Bu ayet, cemaat yani parti (Hizbi) olarak çalışmanın vacip olduğuna işaret etmektedir; zira ayette partileşme bizzat talep edilmiştir; çünkü iyiliği emretmek ve kötülükten sakındırmak her Müslüman için farzdır. Ancak ayet, iyiliği emretme ve kötülükten sakındırma konusunda Müslümanın bireysel rolüne ek olarak cemaat çalışmasının farz olduğuna da işaret etmektedir. Toplumlarda herhangi bir değişim meydana getirmenin tek yolu işte budur. Bizim örneğimiz ve rol modelimiz Muhammed Sallallahu Aleyhi ve Sellem ashabını kitleleştirdi, onlara Erkam bin Ebu'l-Arkam'ın evinde İslam'ı öğretti. Böylece bir parti (Hizb) oldular, yani kendisi için çalıştıkları ve yolunda en değerli ve kıymetli şeylerini verdikleri bir davanın ve gayenin sahipleri oldular. Ta ki Sallallahu Aleyhi ve Sellem ashabıyla birlikte Medine'de İslam'ın nurunun parlamaya başladığı ve daha da güçlenip büyüdüğü devleti kurana kadar. Aynı şekilde bugün de toplumu değiştirmek isteyen herkes, özellikle sadece bunu yerine getirenlerle sınırlı kurtuluşla bağlantılı olarak amelinin önemine ve gayesine iman ederek uğruna en değerli ve kıymetli şeyleri feda etmeyi hak eden bir ideolojiye sahip bir parti çerçevesinde cemaat olarak çalışmalıdır. Çünkü basitçe şerî bir vacip ve değişime ulaştıran pratik bir metot olan cemaat çalışmasının aksine bir bireyin toplumu değiştirmesi, bir devlet kurması veya bir münkeri değiştirmesi hem akli hem de vakıa olarak mümkün değildir.

İşte Hizb-ut Tahrir, bu esasa göre ve Allahu Teala'nın iyiliği emretme ve kötülükten sakındırma emrine icabet ederek kurulmuştur; dolayısıyla partinin kurulması, yeryüzünün tamamında İslam'ı ikame edecek, münkerin varlığını reddedecek, onu engelleyecek ve münkeri işleyenleri cezalandıracak İslam Devleti'ni kurmak amacıyla çalışmak içindir.
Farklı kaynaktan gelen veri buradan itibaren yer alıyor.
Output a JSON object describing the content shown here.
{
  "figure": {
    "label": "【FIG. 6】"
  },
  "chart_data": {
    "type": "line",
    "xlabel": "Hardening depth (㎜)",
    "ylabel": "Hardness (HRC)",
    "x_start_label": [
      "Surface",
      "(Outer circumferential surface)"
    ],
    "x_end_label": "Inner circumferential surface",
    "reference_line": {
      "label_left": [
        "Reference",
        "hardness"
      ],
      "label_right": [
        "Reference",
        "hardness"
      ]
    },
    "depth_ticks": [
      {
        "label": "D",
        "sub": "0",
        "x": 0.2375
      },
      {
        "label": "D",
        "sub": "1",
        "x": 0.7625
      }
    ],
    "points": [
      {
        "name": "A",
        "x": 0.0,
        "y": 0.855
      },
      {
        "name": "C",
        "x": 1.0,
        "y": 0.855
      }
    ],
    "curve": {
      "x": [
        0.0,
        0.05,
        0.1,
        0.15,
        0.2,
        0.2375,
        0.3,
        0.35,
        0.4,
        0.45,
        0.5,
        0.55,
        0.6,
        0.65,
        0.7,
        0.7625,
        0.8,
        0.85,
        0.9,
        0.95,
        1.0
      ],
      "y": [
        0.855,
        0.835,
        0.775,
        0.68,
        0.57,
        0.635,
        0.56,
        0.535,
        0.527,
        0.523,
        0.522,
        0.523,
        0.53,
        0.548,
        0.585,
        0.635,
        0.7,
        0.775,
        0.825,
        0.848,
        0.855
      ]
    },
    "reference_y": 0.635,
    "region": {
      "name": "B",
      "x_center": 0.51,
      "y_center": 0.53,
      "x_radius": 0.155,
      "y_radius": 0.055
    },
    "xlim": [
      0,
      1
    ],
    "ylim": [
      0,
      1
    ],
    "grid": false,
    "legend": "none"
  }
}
Hizb-ut Tahrir'in fikri, yayınladığı kitap, neşriyat ve yayınlarda yazılı olan ve özellikle değişim için çalışanlar olmak üzere partinin tüm hücrelerini aynı özelliklere sahip tek bir potada bir araya getiren ve eriten parti kültürünü temsil etmektedir; yani parti kültürünü ve üzerine inşa ettiği temeli, fikir kılmıştır. Bu fikir ise, kendisinden hükümlerin, usulün ve üzerine inşa edilen tanımların çıktığı İslam akidesidir. Yani İslam akidesi, parti kültürü için fikri kaide mesabesinde olmaktadır. Bu yüzden Hizb-ut Tahrir, İslam akidesinden kaynaklanan veya İslam akidesi üzerine inşa edilen ve gayesini gerçekleştirmek için gerekli tüm fikirleri benimsemiştir; dikkat edin gaye, İslami hayatı yeniden başlatmaktır.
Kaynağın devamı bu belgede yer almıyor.